The exact details of the victim’s death are not entirely clear. It’s known that he collapsed on a bus while returning from a football game in Orlando, and that the coroner ruled his death a homicide. He died of internal bleeding caused by blunt-force trauma. The coroner also found that he had suffered multiple severe blows. From what it sounds like, he was essentially beaten to death.

Whatever the exact details of the incident might be, it’s clear that something went very, very wrong.

Hopefully, as more information leading up to the trial comes to light, we’ll learn more about exactly what happened.

Over the last decade or so, a few high-profile incidents of hazing involving high school and college students have brought the issue to national attention, and led to many states passing laws specifically targeting the practice.

While the general criminal law of almost every state would cover the conduct that can occur in the most extreme hazing incidents (including torture, battery, and sexual assault), anti-hazing laws are more targeted, and are designed to eliminate all violent hazing, and preventing instances where the conduct in a hazing ritual was clearly deplorable, but did not quite rise to the level of criminal conduct under a state’s existing criminal laws.

Additionally, these laws send a message that hazing of any type, even “harmless” hazing, is not something that society should tolerate anymore. After all, many hazing incidents that ended in death or serious injury probably did not start out with that as the intended result. But when you get a bunch of (usually) young men together, and mix in alcohol, machismo, and an atmosphere that at least tacitly encourages the group to violently gang up on an individual, you’ve got a recipe for disaster.

This type of conduct goes far beyond “boys being boys.” Some might say that hazing is simply part of human nature, and that attempting to suppress it is pointless. It may be true that conduct such as hazing is a manifestation of the darkest, basest aspects of human nature, but part of it nonetheless. But the same can be said for crimes like rape and murder, and nobody will seriously argue that the law shouldn’t try to curb such behavior.

After all, one of the main reasons for the existence of a legal system is to elevate society above the baser impulses of its individual members. Laws against hazing, I think, are an example of one of the positive steps we can take to that end.
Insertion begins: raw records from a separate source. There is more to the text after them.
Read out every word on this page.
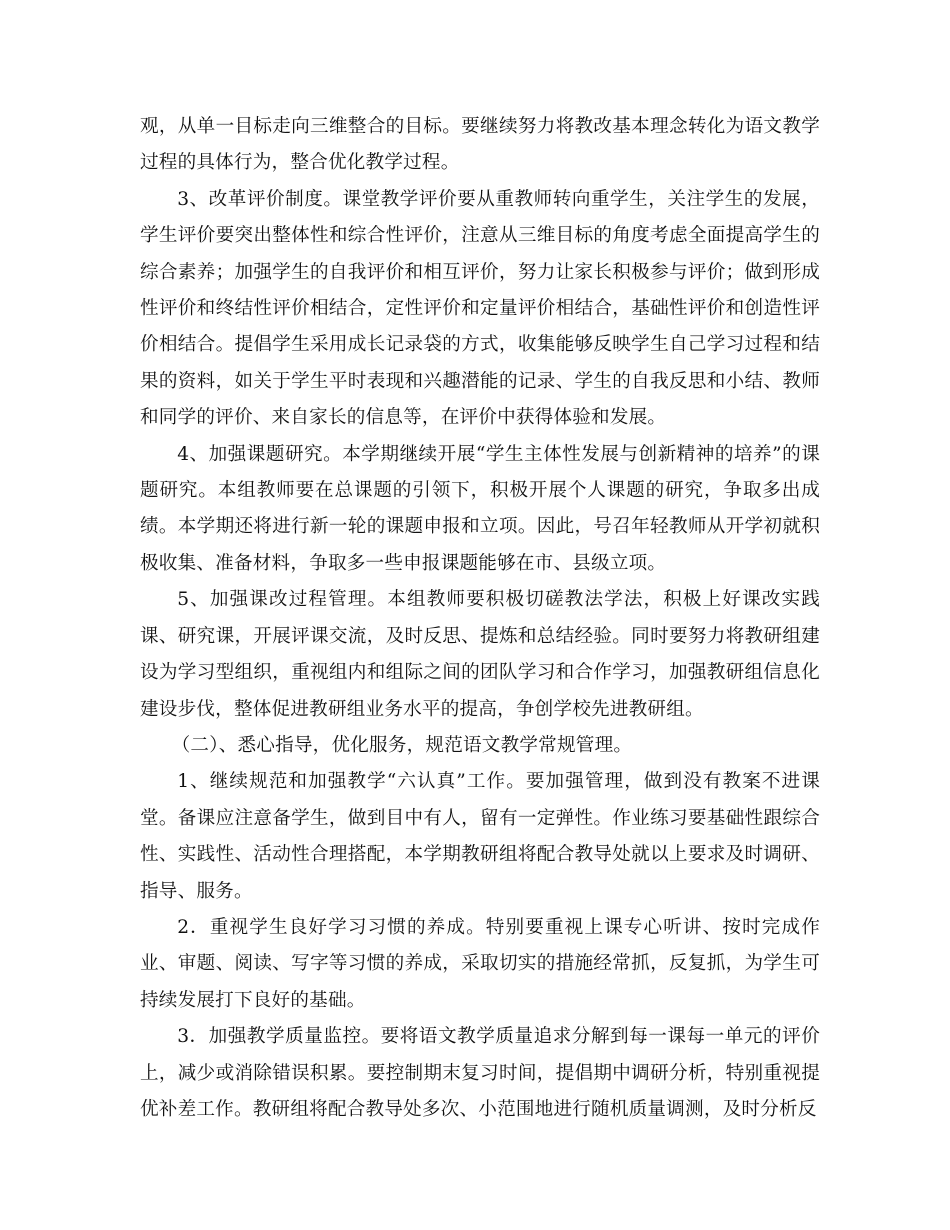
观，从单一目标走向三维整合的目标。要继续努力将教改基本理念转化为语文教学过程的具体行为，整合优化教学过程。

3、改革评价制度。课堂教学评价要从重教师转向重学生，关注学生的发展，学生评价要突出整体性和综合性评价，注意从三维目标的角度考虑全面提高学生的综合素养；加强学生的自我评价和相互评价，努力让家长积极参与评价；做到形成性评价和终结性评价相结合，定性评价和定量评价相结合，基础性评价和创造性评价相结合。提倡学生采用成长记录袋的方式，收集能够反映学生自己学习过程和结果的资料，如关于学生平时表现和兴趣潜能的记录、学生的自我反思和小结、教师和同学的评价、来自家长的信息等，在评价中获得体验和发展。

4、加强课题研究。本学期继续开展“学生主体性发展与创新精神的培养”的课题研究。本组教师要在总课题的引领下，积极开展个人课题的研究，争取多出成绩。本学期还将进行新一轮的课题申报和立项。因此，号召年轻教师从开学初就积极收集、准备材料，争取多一些申报课题能够在市、县级立项。

5、加强课改过程管理。本组教师要积极切磋教法学法，积极上好课改实践课、研究课，开展评课交流，及时反思、提炼和总结经验。同时要努力将教研组建设为学习型组织，重视组内和组际之间的团队学习和合作学习，加强教研组信息化建设步伐，整体促进教研组业务水平的提高，争创学校先进教研组。

（二）、悉心指导，优化服务，规范语文教学常规管理。

1、继续规范和加强教学“六认真”工作。要加强管理，做到没有教案不进课堂。备课应注意备学生，做到目中有人，留有一定弹性。作业练习要基础性跟综合性、实践性、活动性合理搭配，本学期教研组将配合教导处就以上要求及时调研、指导、服务。

2．重视学生良好学习习惯的养成。特别要重视上课专心听讲、按时完成作业、审题、阅读、写字等习惯的养成，采取切实的措施经常抓，反复抓，为学生可持续发展打下良好的基础。

3．加强教学质量监控。要将语文教学质量追求分解到每一课每一单元的评价上，减少或消除错误积累。要控制期末复习时间，提倡期中调研分析，特别重视提优补差工作。教研组将配合教导处多次、小范围地进行随机质量调测，及时分析反
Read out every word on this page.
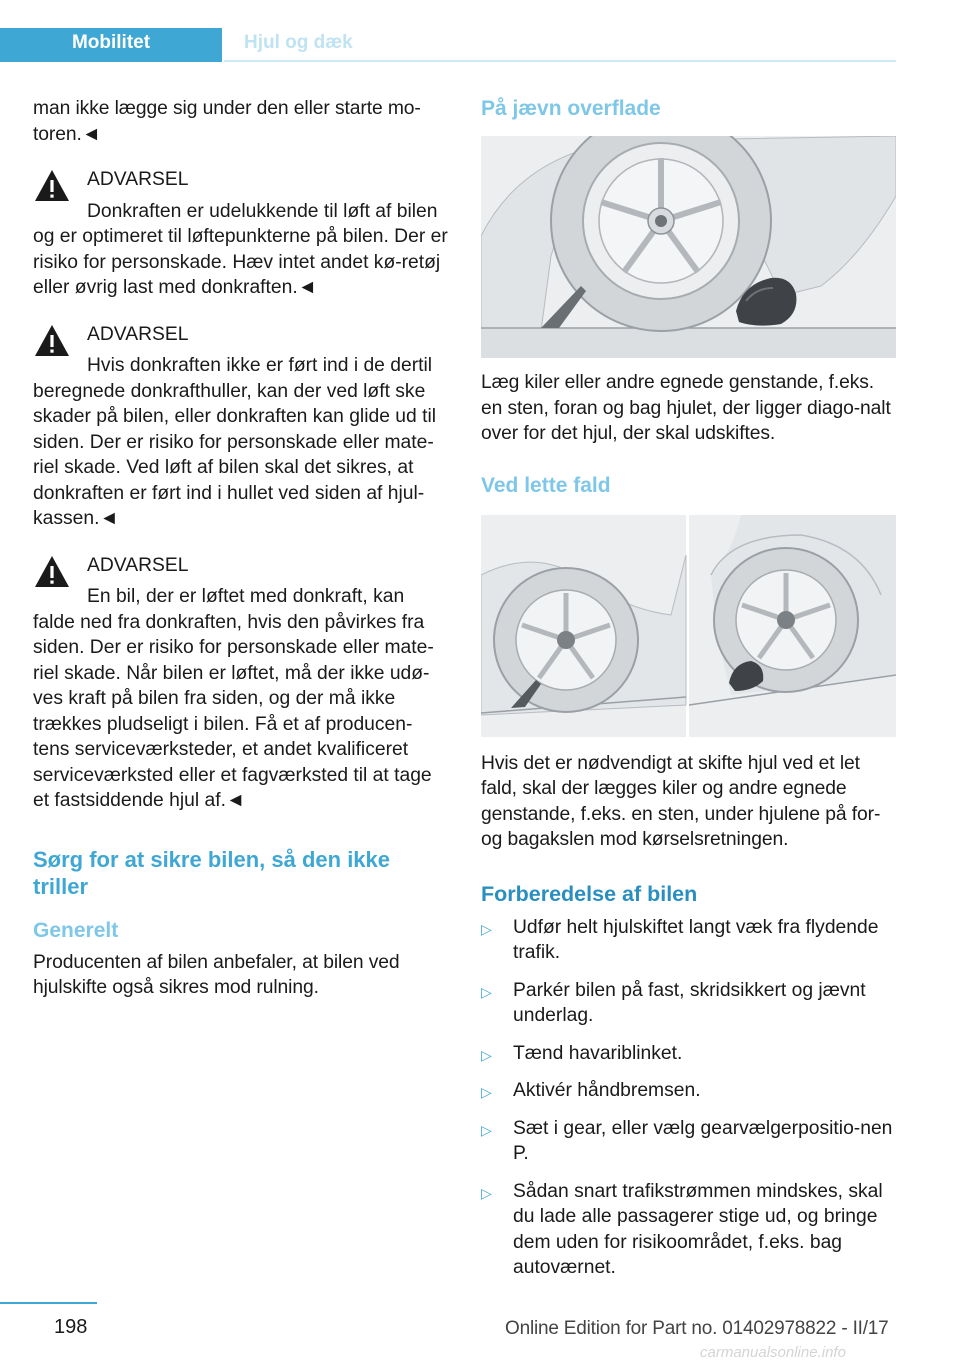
Mobilitet	Hjul og dæk

man ikke lægge sig under den eller starte mo-toren.◄

ADVARSEL

Donkraften er udelukkende til løft af bilen og er optimeret til løftepunkterne på bilen. Der er risiko for personskade. Hæv intet andet kø-retøj eller øvrig last med donkraften.◄

ADVARSEL

Hvis donkraften ikke er ført ind i de dertil beregnede donkrafthuller, kan der ved løft ske skader på bilen, eller donkraften kan glide ud til siden. Der er risiko for personskade eller mate-riel skade. Ved løft af bilen skal det sikres, at donkraften er ført ind i hullet ved siden af hjul-kassen.◄

ADVARSEL

En bil, der er løftet med donkraft, kan falde ned fra donkraften, hvis den påvirkes fra siden. Der er risiko for personskade eller mate-riel skade. Når bilen er løftet, må der ikke udø-ves kraft på bilen fra siden, og der må ikke trækkes pludseligt i bilen. Få et af producen-tens serviceværksteder, et andet kvalificeret serviceværksted eller et fagværksted til at tage et fastsiddende hjul af.◄

Sørg for at sikre bilen, så den ikke triller
Generelt

Producenten af bilen anbefaler, at bilen ved hjulskifte også sikres mod rulning.

På jævn overflade

Læg kiler eller andre egnede genstande, f.eks. en sten, foran og bag hjulet, der ligger diago-nalt over for det hjul, der skal udskiftes.

Ved lette fald

Hvis det er nødvendigt at skifte hjul ved et let fald, skal der lægges kiler og andre egnede genstande, f.eks. en sten, under hjulene på for- og bagakslen mod kørselsretningen.

Forberedelse af bilen
▷ Udfør helt hjulskiftet langt væk fra flydende trafik.
▷ Parkér bilen på fast, skridsikkert og jævnt underlag.
▷ Tænd havariblinket.
▷ Aktivér håndbremsen.
▷ Sæt i gear, eller vælg gearvælgerpositio-nen P.
▷ Sådan snart trafikstrømmen mindskes, skal du lade alle passagerer stige ud, og bringe dem uden for risikoområdet, f.eks. bag autoværnet.
198	Online Edition for Part no. 01402978822 - II/17
carmanualsonline.info
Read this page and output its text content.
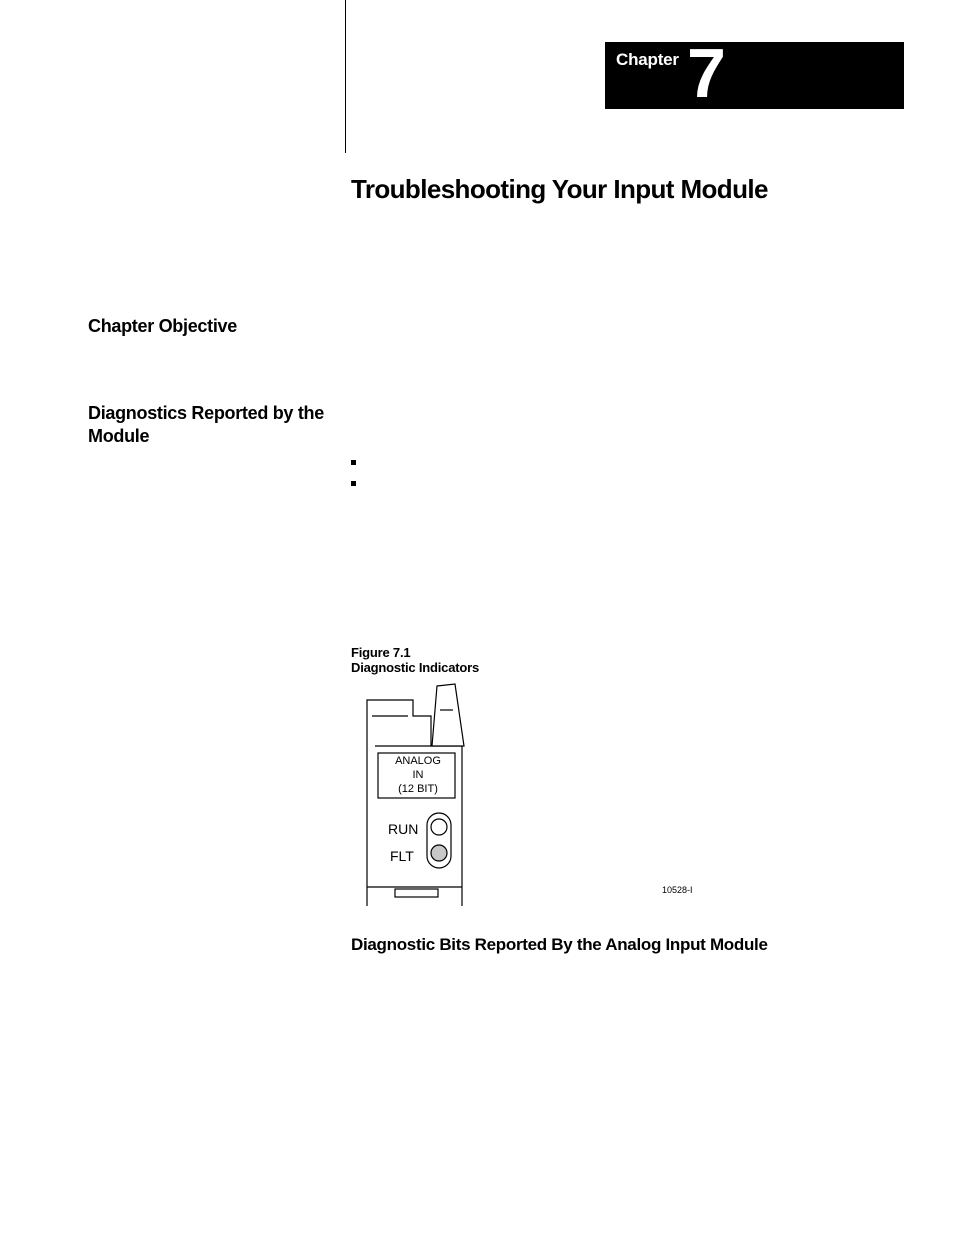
Chapter 7
Troubleshooting Your Input Module
Chapter Objective
Diagnostics Reported by the
Module
Figure 7.1
Diagnostic Indicators
ANALOG
IN
(12 BIT)
RUN
FLT
10528-I
Diagnostic Bits Reported By the Analog Input Module
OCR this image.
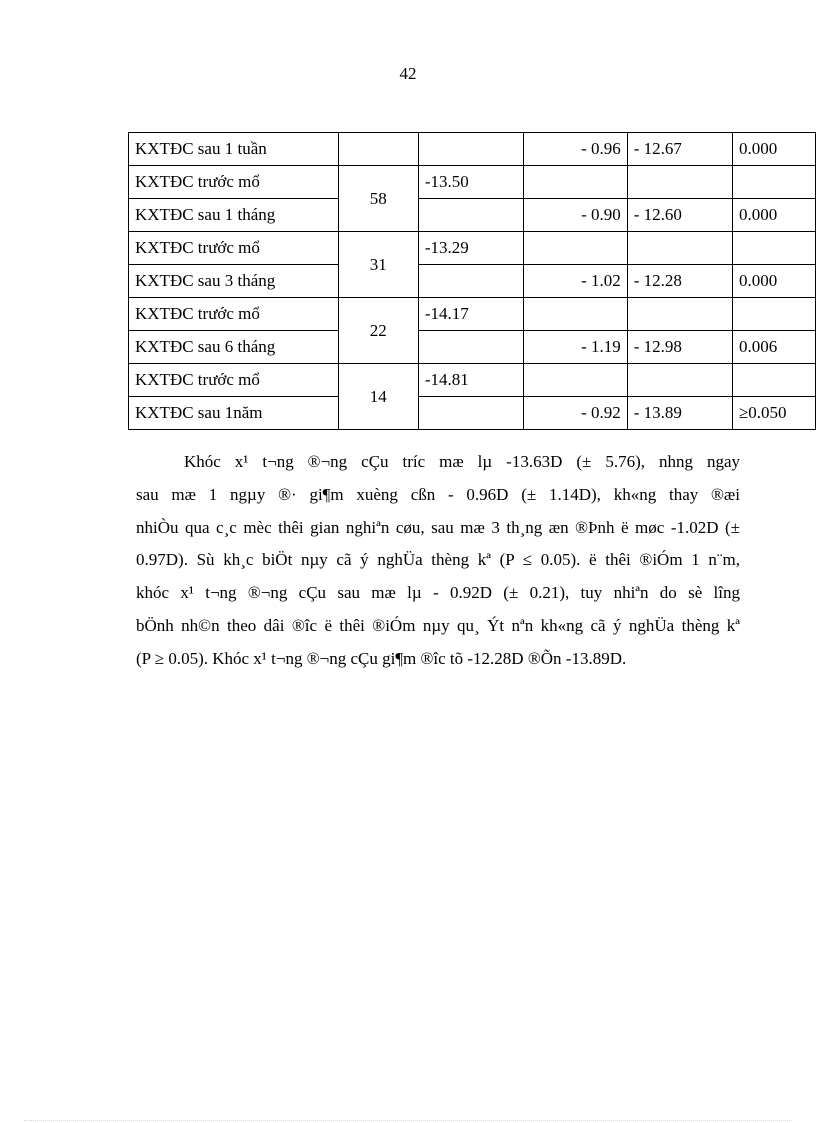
42
KXTĐC sau 1 tuần			- 0.96	- 12.67	0.000
KXTĐC trước mổ	58	-13.50			
KXTĐC sau 1 tháng			- 0.90	- 12.60	0.000
KXTĐC trước mổ	31	-13.29			
KXTĐC sau 3 tháng			- 1.02	- 12.28	0.000
KXTĐC trước mổ	22	-14.17			
KXTĐC sau 6 tháng			- 1.19	- 12.98	0.006
KXTĐC trước mổ	14	-14.81			
KXTĐC sau 1năm			- 0.92	- 13.89	≥0.050
Khóc x¹ t¬ng ®¬ng cÇu tríc mæ lµ -13.63D (± 5.76), nhng ngay
sau mæ 1 ngµy ®· gi¶m xuèng cßn - 0.96D (± 1.14D), kh«ng thay ®æi
nhiÒu qua c¸c mèc thêi gian nghiªn cøu, sau mæ 3 th¸ng æn ®Þnh ë møc -1.02D (±
0.97D). Sù kh¸c biÖt nµy cã ý nghÜa thèng kª (P ≤ 0.05). ë thêi ®iÓm 1 n¨m,
khóc x¹ t¬ng ®¬ng cÇu sau mæ lµ - 0.92D (± 0.21), tuy nhiªn do sè lîng
bÖnh nh©n theo dâi ®îc ë thêi ®iÓm nµy qu¸ Ýt nªn kh«ng cã ý nghÜa thèng kª
(P ≥ 0.05). Khóc x¹ t¬ng ®¬ng cÇu gi¶m ®îc tõ -12.28D ®Õn -13.89D.
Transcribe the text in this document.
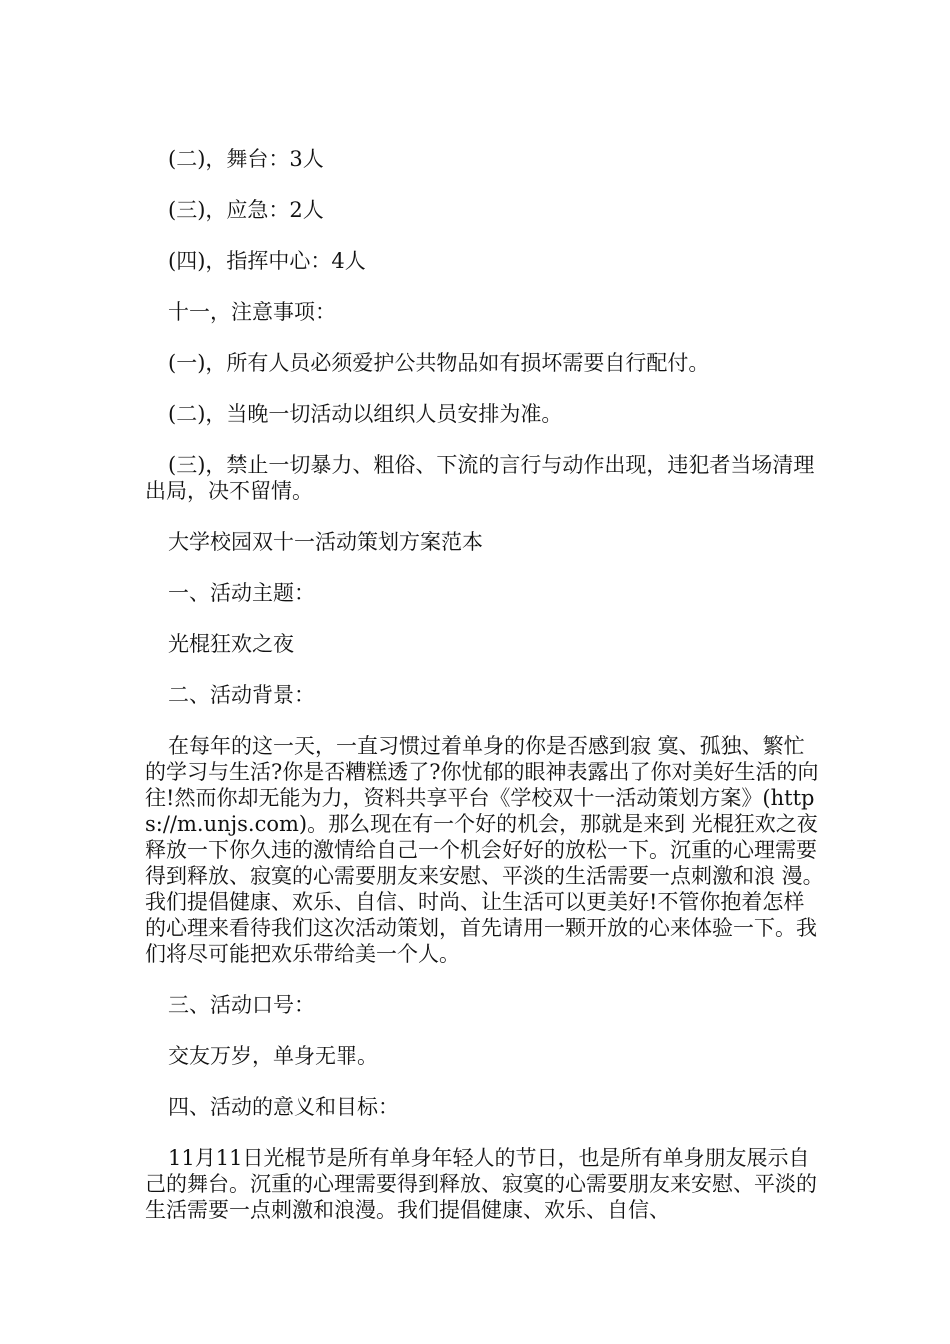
(二)，舞台：3人

(三)，应急：2人

(四)，指挥中心：4人

十一，注意事项：

(一)，所有人员必须爱护公共物品如有损坏需要自行配付。

(二)，当晚一切活动以组织人员安排为准。

(三)，禁止一切暴力、粗俗、下流的言行与动作出现，违犯者当场清理出局，决不留情。

大学校园双十一活动策划方案范本

一、活动主题：

光棍狂欢之夜

二、活动背景：

在每年的这一天，一直习惯过着单身的你是否感到寂 寞、孤独、繁忙的学习与生活?你是否糟糕透了?你忧郁的眼神表露出了你对美好生活的向往!然而你却无能为力，资料共享平台《学校双十一活动策划方案》(https://m.unjs.com)。那么现在有一个好的机会，那就是来到 光棍狂欢之夜 释放一下你久违的激情给自己一个机会好好的放松一下。沉重的心理需要得到释放、寂寞的心需要朋友来安慰、平淡的生活需要一点刺激和浪 漫。我们提倡健康、欢乐、自信、时尚、让生活可以更美好!不管你抱着怎样的心理来看待我们这次活动策划，首先请用一颗开放的心来体验一下。我们将尽可能把欢乐带给美一个人。

三、活动口号：

交友万岁，单身无罪。

四、活动的意义和目标：

11月11日光棍节是所有单身年轻人的节日，也是所有单身朋友展示自己的舞台。沉重的心理需要得到释放、寂寞的心需要朋友来安慰、平淡的生活需要一点刺激和浪漫。我们提倡健康、欢乐、自信、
Obviously, these laws need to be sensible, and should probably only apply when a hazing incident actually results in somebody being harmed. I’m not advocating a “zero-tolerance” policy, in the traditional sense of the term. After all, we’ve all heard stories where laws that are intended to “get tough” on a given problem, whether it’s illegal drugs, weapons in schools, sex crime, etc. have been stretched to absurd lengths, sometimes ruining the lives of people that the laws could not possibly have been intended to affect.

I don’t want to see a situation where people are going to jail for drawing things on the face of a passed-out fraternity pledge, for example. But, if anti-hazing laws make it a little bit easier to prosecute the people involved in incidents that result in death or serious injury, I think they’re a good idea, on balance.

States that have not done so already should begin adopting anti-hazing laws as soon as possible.